Una vera manna, dunque, che è andata via via crescendo, grazie anche alla politica di un amministratore come Lorenzo Ria che ha puntato molto sulla cultura come veicolo per lanciare il turismo, che fosse di qualità. Far rivivere i centri storici dei paesi, attraverso uno spettacolo di Eugenio Allegri, puttosto che del Teatro dei Due Mondi, o il concerto di Paolo Fresu.
Ecco, allora, l’idea di Negroamaro, un cartellone fatto di grandi nomi a coprire i luoghi dell’intera provincia, a cui affiencare poche altre chicche, come il Premio Salento, l’Olio alla Poesia, la stagione estiva del teatro Koreja. Tutto questo ha provocato, come controcanto, la morte di tante realtà autonome, a cui non è più arrivato un soldo di finanziamento, tutti destinati al grande cartellone.
Negli ultimi due anni sono scomparsi il festival teastrale “Filufilese” di Presicce (un appuntamento per 20 anni consecutivi, con nomi che facevano invidia persino ai Koreja), così come, sempre a Presicce, la rassegna jazz che ogni sera riempiva l’atrio del vecchio convento dei Domenicani fino a 300 spettatori. Non c’è più la stagione estiva dei Koreja che, invece, è costretta a seguire le puntate della Notte della Taranta per portare, ogni sera, lo stesso spettacolo inerente al tema della taranta, come se fossero venditori di noccioline.
Ecco, questi sono un pò gli effetti della febbre, per i quali non si può additare il mega evento di Melpignano come l’unica causa scatenante. Sarebbe come dire che, siccome sono tutti ciucci, facciamo fuori il più bravo della classe.
Non Sergio Blasi, dunque, ma qualcuno deve pur rispondere a questa sorta di decadenza che si ravvisa nella politica culturale, o meglio nell’assenza di una vera e propria programmazione, che abbia una regia, così come è stato durante gli otto anni dell’amministrazione Ria, in cui il ruolo dell’assessore alla Cultura Remigio Morelli è stato decisivo.
Come mai, infatti, non è più possibile, andando in giro per i paesi, anche piccoli, della provincia, e assistere ai bellissimi spettacoli della rassegna estiva dei Koreja? Era una vera festa per tutti, non solo per i turisti, ma sopratutto per i residenti dei paesi dove si fermava la compagnia, come gli anziani e i bambini, divenuti dei veri esperti di teatro contemporaneo. E perchè la romantica Santa Maria a Cerrate non è più rallegrata dagli spettacoli?

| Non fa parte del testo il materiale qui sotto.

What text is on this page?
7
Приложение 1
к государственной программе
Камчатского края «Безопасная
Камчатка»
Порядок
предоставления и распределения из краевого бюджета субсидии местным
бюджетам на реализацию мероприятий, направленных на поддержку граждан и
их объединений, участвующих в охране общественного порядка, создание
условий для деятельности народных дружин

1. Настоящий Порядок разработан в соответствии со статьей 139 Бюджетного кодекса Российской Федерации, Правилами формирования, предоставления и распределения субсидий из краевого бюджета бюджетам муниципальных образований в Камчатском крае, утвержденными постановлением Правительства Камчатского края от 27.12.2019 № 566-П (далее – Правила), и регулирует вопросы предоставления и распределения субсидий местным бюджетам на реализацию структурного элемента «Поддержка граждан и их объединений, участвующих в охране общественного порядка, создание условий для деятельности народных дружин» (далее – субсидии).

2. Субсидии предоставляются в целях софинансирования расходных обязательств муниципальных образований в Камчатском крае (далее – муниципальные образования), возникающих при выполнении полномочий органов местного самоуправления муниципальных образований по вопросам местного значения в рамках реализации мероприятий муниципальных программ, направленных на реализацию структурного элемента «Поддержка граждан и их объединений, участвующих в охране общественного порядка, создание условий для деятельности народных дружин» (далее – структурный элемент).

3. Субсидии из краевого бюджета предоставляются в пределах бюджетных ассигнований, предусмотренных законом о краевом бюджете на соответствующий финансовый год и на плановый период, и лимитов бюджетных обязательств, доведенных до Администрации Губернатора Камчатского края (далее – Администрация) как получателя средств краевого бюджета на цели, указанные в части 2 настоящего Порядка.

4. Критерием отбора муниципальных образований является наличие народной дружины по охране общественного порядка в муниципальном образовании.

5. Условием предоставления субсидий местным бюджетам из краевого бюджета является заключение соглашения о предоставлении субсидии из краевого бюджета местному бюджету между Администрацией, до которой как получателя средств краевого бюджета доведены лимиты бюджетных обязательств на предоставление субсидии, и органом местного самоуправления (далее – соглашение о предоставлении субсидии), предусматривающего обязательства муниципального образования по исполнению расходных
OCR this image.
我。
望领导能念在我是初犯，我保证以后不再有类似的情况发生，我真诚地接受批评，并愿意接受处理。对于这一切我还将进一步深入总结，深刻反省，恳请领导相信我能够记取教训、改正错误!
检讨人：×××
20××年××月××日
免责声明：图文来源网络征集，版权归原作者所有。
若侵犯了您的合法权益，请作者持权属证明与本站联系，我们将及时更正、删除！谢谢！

E che dire del Premio Salento, che solo l’anno scorso aveva fatto arrivare il premio Nobel Saramago, e che quest’anno è caduto nel nulla, senza uno straccio di spiegazione. E le cave di Cursi, che per anni sono stati il più magnifico luogo per spettacolo e concerti, e ora sono luoghi muti.
E’ vero che troppa energia stanca, che la febbre sfianca, e che serve fermarsi un po’ e fare il punto della situazione per poi ritrovare una nuova strada. E la Provincia deve riprendere in mano le fila, dopo due anni di assoluto silenzio.
Il grande rinascimento salentino ora sembra che stia lasciando il passo al fermento di Bari e delle sue città di provincia, ma anche tutta la Valle d’Itria. C’è grande qualità, cultura, anche se non c’è ancora un fenomeno come la Taranta.